Hingga salah satu teman pernah menulis status Facebooknya
'walau sama2 berjenis perempuan, kuntilanak berpakaian LEBIH SOPAN dari pada kebanyakan ABG jaman sekarang...'
Hmmmm.... Benar juga. ^^
Padahal Allah subhanahu wa ta’ala berfirman:
“Hai Nabi katakanlah lepada istri-istrimu, anak-anak perempuanmu dan istri-istri orang mukmin: “Hendaknya mereka mengulurkan jilbabnya keseluruh tubuh mereka.” Yang demikian itu supaya mereka lebih mudah untuk dikenal, karena itu mereka tidak diganggu. Dan Allah adalah Maha Pengampun lagi Maha Penyayang.” (Al Ahzab : 59)
Jelas-jelas disuruh (diwajibkan) "mengulurkan jilbabnya keseluruh tubuh mereka." (walaupun kualitas taqwa sekarang tak lagi dapat diukur dengan panjangnya jilbab) Dan lihat lagi ayat di atas, jelas-jelas tujuannya baik "Yang demikian itu supaya mereka lebih mudah untuk dikenal, karena itu mereka tidak diganggu" buat diri mbak-mbak sendiri, bukan orang lain.
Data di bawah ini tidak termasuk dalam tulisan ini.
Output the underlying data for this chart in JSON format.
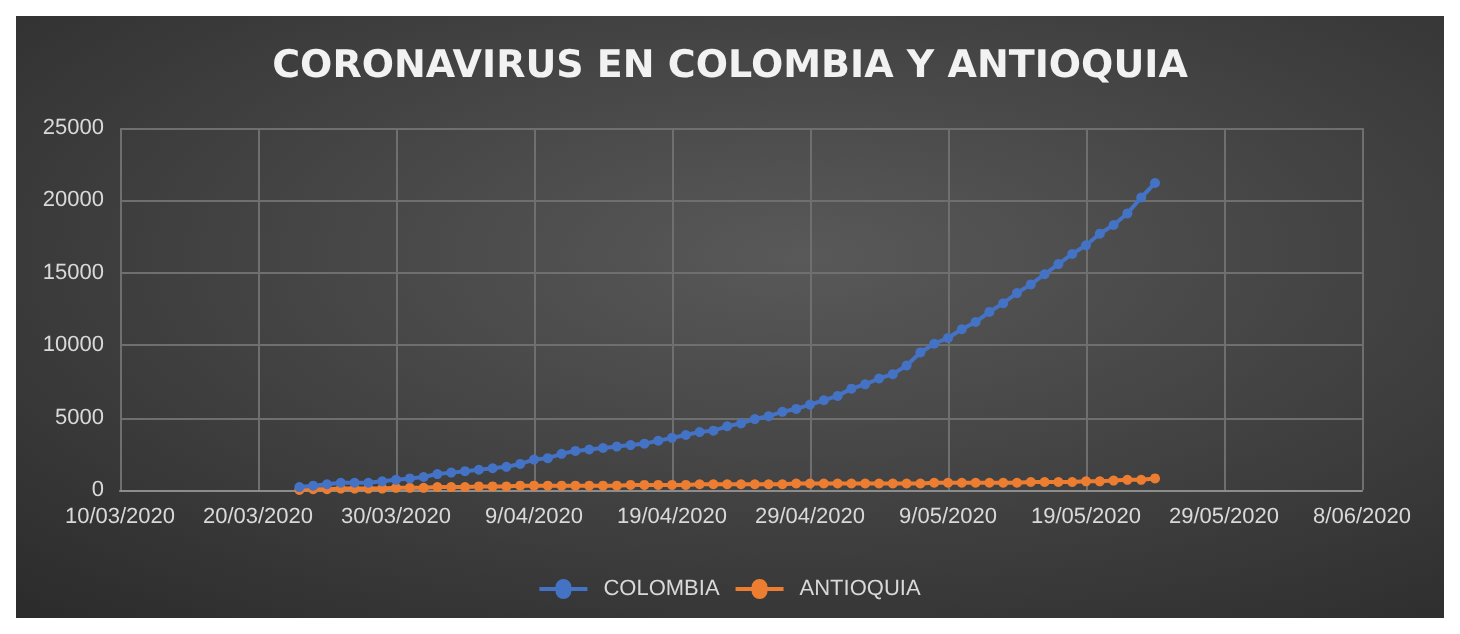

Jadi, jangan salahkan jika laki-laki yang curi pandang (mbak-mbak yang jilbaban dan tertutupi saja masih jadi objek curi pandang, apa lagi yang "terbuka").
Masih ingat kan, "Pandangan itu adalah panah beracun di antara panah iblis", Diibaratkan panah beracun (punya iblis pula!) sangat pas, walaupun panah sudah tercabut tapi, racun masih tertinggal dan mengalis di darah, tertinggal di otak aslinya.
Maka, tolonglah ukhti-ukhti, tolonglah kami, bantu kami menjaga pandangan kami. Insya Allah tak ada yang dirugikan, bahkan sangat besar kesempatan terjadi simbiosis mutualisme di jalan-Nya. Bahkan lagi ada 2 keuntungan untuk ukhti-ukhti sekalian, menjalankan syari'at dan mencegah kemungkaran.
So, Salute to ukhti-ukhti yang konsisten menjaga penampilannya sesuai syari'ah.
Lebih lanjut lagi, Rasulullah menjelaskan:
“Wahai sekalian pemuda, barangsiapa yang mampu diantara kalian untuk menikah maka menikahlah karena sesungguhnya itu akan lebih menundukkan pandangan dan lebih menjaga kemaluan dan barangsiapa yang belum mampu hendaknya ia berpuasa karena ia sebagai perisai baginya.”
Tentu saja, diumur yang masih "belia" ini, saya belum mampu menikah. Maka saya pilih opsi, kedua. Berpuasa. Insya Allah. Karena tak tahu kapan iman ini akan goyah. Mudah-mudahan tidak.
Barakallahufik. Jazakallahu khairan.
Wassalamu'alaikum Warahmatullahi Wabarakatuh.